16:18-19, Abraham wants God to make the covenant with his son Ishmael, the first-born.  But, as we’ll see over and over again with the patriarchs, God subverts primogeniture and chooses the younger son.  God has a way of subverting human expectations.

17:17 – Abraham thinks God’s plan is ridiculous.  And he’s right.  But, God works in ridiculous ways.

18:1-8 – Note the picture of ancient Near Eastern hospitality: Abraham drops what he’s doing to care for his guests.
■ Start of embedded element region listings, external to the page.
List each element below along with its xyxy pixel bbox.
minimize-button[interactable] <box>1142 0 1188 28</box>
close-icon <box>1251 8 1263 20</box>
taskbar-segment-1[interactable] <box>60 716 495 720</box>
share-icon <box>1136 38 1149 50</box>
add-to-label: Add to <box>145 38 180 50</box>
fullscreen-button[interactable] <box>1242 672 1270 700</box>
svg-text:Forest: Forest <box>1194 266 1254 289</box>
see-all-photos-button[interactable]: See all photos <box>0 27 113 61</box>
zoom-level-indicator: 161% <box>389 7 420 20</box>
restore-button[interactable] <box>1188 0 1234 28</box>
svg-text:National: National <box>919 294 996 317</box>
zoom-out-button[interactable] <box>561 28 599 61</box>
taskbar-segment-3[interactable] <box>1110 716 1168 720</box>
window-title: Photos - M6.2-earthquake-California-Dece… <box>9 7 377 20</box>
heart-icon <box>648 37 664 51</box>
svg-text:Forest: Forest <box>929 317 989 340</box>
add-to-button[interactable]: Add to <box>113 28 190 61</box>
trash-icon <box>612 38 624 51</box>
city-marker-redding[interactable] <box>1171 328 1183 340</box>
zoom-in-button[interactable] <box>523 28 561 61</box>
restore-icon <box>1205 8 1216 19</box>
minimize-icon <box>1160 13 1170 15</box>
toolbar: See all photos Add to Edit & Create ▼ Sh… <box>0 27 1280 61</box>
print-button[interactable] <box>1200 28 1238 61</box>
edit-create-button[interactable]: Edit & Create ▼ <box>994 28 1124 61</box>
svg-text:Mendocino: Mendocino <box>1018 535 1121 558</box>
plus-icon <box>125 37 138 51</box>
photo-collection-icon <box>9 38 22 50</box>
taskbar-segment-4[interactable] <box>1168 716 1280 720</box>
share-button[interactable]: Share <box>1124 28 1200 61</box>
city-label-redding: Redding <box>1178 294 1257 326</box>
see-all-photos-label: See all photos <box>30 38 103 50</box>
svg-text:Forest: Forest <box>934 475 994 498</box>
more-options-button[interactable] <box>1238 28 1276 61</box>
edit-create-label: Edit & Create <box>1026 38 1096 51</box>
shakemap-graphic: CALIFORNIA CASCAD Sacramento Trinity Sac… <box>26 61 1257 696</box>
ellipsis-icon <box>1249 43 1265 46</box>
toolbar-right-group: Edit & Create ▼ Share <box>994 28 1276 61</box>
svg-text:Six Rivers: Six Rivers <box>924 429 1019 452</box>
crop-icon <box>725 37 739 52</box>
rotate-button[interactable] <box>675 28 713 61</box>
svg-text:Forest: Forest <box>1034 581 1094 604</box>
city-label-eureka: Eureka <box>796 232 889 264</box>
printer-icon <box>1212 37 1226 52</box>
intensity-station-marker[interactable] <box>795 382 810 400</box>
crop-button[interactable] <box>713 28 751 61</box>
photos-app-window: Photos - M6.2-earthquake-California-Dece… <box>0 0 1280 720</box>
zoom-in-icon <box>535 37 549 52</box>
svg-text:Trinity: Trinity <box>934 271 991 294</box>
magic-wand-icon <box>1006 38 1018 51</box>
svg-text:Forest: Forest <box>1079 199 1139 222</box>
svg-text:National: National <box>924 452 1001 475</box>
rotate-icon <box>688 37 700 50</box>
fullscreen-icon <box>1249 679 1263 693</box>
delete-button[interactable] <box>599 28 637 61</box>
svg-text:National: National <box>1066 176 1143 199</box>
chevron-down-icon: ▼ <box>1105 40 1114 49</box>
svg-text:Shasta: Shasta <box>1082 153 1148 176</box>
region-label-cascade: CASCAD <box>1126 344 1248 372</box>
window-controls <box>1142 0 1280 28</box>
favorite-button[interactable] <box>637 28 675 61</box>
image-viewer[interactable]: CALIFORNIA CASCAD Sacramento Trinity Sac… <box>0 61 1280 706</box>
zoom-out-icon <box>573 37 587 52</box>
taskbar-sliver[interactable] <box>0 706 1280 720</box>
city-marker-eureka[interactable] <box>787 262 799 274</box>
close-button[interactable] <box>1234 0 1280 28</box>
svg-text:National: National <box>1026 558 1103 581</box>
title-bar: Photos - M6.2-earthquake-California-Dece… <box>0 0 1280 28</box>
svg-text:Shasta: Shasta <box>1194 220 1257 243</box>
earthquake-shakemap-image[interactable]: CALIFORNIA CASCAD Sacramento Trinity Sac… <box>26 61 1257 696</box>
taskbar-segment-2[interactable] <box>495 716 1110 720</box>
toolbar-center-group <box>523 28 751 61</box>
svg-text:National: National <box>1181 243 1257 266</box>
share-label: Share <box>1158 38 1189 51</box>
18:1 – It’s a very mysterious guest that Abraham entertains, but though we know it is a divine guest, Abraham does not.  (The event is referenced in Hebrews 13:2: “Do not forget to show hospitality to strangers, for by so doing some people have shown hospitality to angels without knowing it.”)

–AF

January 7 – Daily Notes – Amanda

Genesis 16:1-18:19:

  • 2 – Note that God did not tell Abram to make a child with Hagar. Abram listens to Sarai, his wife, about how to fulfill God’s plan instead of trusting God to take care of it.
  • 11 – Like we find our Jewish and Christian roots in Isaac, Abraham’s son, Muslims find their roots in Ishmael.
  • 5 – There are many cases of biblical characters’ names being changed when something significant happens to them. Names defined identity in this culture so a name change was a big deal.
  • 1-14 – God defines the terms of his covenant with Abraham. He promises to make Abraham’s offspring countless. In return, he asks that all males in Abraham’s family be circumcised as an outward sign of their commitment.
  • 14 – Each of us should memorize the first half of this verse.

Matthew 6:1-24:

  • 1 – Our good deeds should not be for show.
  • 9-13 – The Lord’s Prayer. This is a perfect example of how to pray: adoration, asking for what we need, asking for forgiveness, and asking for God to lead us towards holiness.
  • 19-21 – What we treasure is where we place our value. It is not wrong to have things, but we should hold God and his will high above anything we could possess.
  • 24 – It seems so easy to split our loyalty, but we are not truly loving God if we are loving something else equally.

Psalm 7:1-17:

  • 3-9 – Clearly David is confident that he is on God’s side and obeying God’s will in the situation he’s referring to. He even asks God to judge him according to his own righteousness, which I don’t feel like any of us would be willing to do.

Proverbs 2:1-5:

  • We often make attempts to seek God through a variety of means, but what if we sought him like silver and hidden treasure? How much more would we find him if we sought him with that kind of fervor.